In der Sehnsucht Jesu dürfen wir die Sehnsucht Gottes selbst erkennen – seine wartende
Liebe für die Menschen, für seine Schöpfung. Die Liebe, die auf den Augenblick der
Vereinigung wartet, die Menschen an sich ziehen will, um damit auch die Sehnsucht
der Schöpfung selbst zu erfüllen: Sie streckt sich ja aus auf das Erscheinen der Kinder
Gottes hin (Röm 8, 19). Jesus sehnt sich nach uns, er wartet auf uns. Haben wir eigentlich
Sehnsucht nach ihm? Drängt es uns, ihm zu begegnen? Verlangen wir nach seiner Nähe,
nach dem Einswerden mit ihm, das er uns in der heiligen Eucharistie schenkt? Oder
sind wir gleichgültig, zerstreut, mit anderem angefüllt? Aus den Mahlgleichnissen
Jesu wissen wir, daß er die Wirklichkeit der leer bleibenden Plätze kennt, die Absage,
das Desinteresse an ihm und seine Nähe. Die leeren Plätze beim Hochzeitsmahl des Herrn
mit oder ohne Entschuldigung – das ist für uns längst kein Gleichnis mehr, sondern
gegenwärtige Wirklichkeit gerade in den Ländern, denen er seine besondere Nähe gezeigt
hatte. Jesus wußte auch um Gäste, die zwar kommen, aber nicht hochzeitlich bekleidet
sein würden – ohne Freude an seiner Nähe, nur einer Gewohnheit folgend und mit ihrem
Leben ganz anders ausgerichtet. Der heilige Gregor der Große hat in einer seiner Homilien
gefragt: Was sind das für Leute, die ohne hochzeitliches Gewand kommen? Worin besteht
dieses Kleid und wie erwirbt man es? Seine Antwort lautet: Die da herbeigerufen sind
und kommen, haben irgendwie Glauben. Der Glaube ist es, der ihnen die Tür auftut.
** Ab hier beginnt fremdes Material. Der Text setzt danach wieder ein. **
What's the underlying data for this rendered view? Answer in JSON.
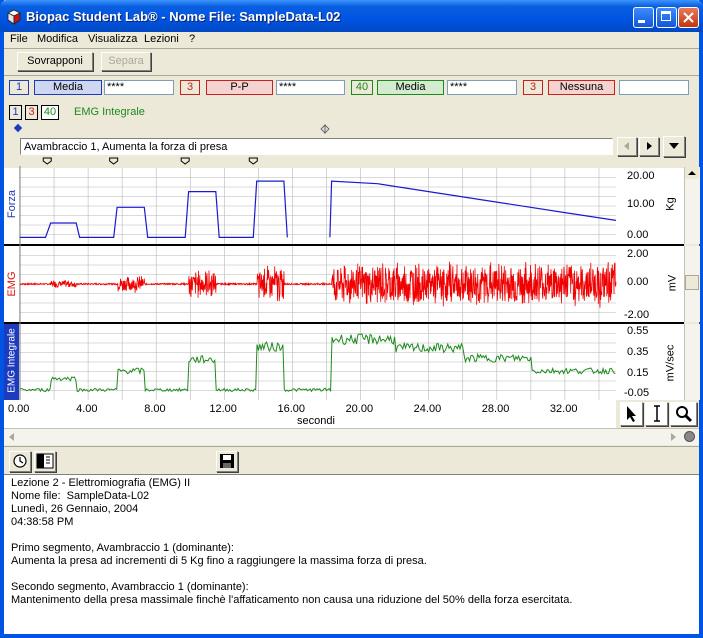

Aber ihnen fehlt das hochzeitliche Gewand der Liebe. Wer den Glauben nicht als Liebe
lebt, ist nicht für die Hochzeit bereitet und wird hinausgewiesen. Zur eucharistischen
Gemeinschaft gehört der Glaube, aber zum Glauben gehört die Liebe, sonst ist er auch
als Glaube tot.
Aus allen vier Evangelien wissen wir, daß Jesu letztes Mahl
vor dem Leiden auch ein Ort der Verkündigung war. Jesus hat noch einmal eindringlich
die tragenden Elemente seiner Botschaft vorgelegt. Wort und Sakrament, Botschaft und
Gabe gehören untrennbar zusammen. Jesus hat aber während des letzten Mahles vor allem
auch gebetet. Matthäus, Markus und Lukas gebrauchen zwei Wörter, um das Beten Jesu
am zentralen Punkt des Abendmahls zu beschreiben: eucharistesas – eulogesas: danken
und segnen. Die aufsteigende Bewegung des Dankens und die absteigende des Segnens
gehören zusammen. Die Worte der Verwandlung sind Teil dieses Betens Jesu. Sie sind
Gebetsworte. Jesus wandelt seine Passion in Gebet um, in Hingabe an den Vater für
die Menschen. Diese Verwandlung seines Leidens in Liebe hat verwandelnde Kraft für
die Gaben, in denen er nun sich selber gibt. Er gibt sie uns, damit wir und die Welt
verwandelt werden. Das letzte und eigentliche Ziel der eucharistischen Verwandlung
ist unsere eigene Verwandlung in die Gemeinschaft mit Christus hinein. Eucharistie
zielt auf den neuen Menschen, die neue Welt, wie sie nur von Gott her durch den Dienst
des Gottesknechts entstehen kann.
Von Lukas und vor allem von Johannes wissen
wir, daß Jesus in seinem Beten während des Letzten Abendmahls auch Bitten an den Vater
gerichtet hat – Bitten, die zugleich Anrufe an seine Jünger von damals und für alle
Zeiten enthalten. Ich möchte in dieser Stunde nur eine Bitte herausgreifen, die Jesus
nach Johannes in seinem hohepriesterlichen Gebet viermal wiederholt hat. Wie sehr
muß sie ihn innerlich bedrängt haben! Sie bleibt immerfort seine Bitte an den Vater
für uns: Es ist die Bitte um Einheit. Ausdrücklich sagt Jesus, daß diese Bitte nicht
nur den anwesenden Jüngern gilt, sondern auf alle zielt, die an ihn glauben werden
(Joh 17, 20). Er bittet, daß alle eins werden „wie du, Vater, in mir und ich in dir
…damit die Welt glaube“ (17, 21). Die Einheit der Christen kann nur sein, wenn die
Christen mit ihm, mit Jesus, inwendig geeint sind. Glaube und Liebe zu Jesus, Glaube
an sein Einssein mit dem Vater und Öffnungen in die Einheit mit ihm hinein sind wesentlich.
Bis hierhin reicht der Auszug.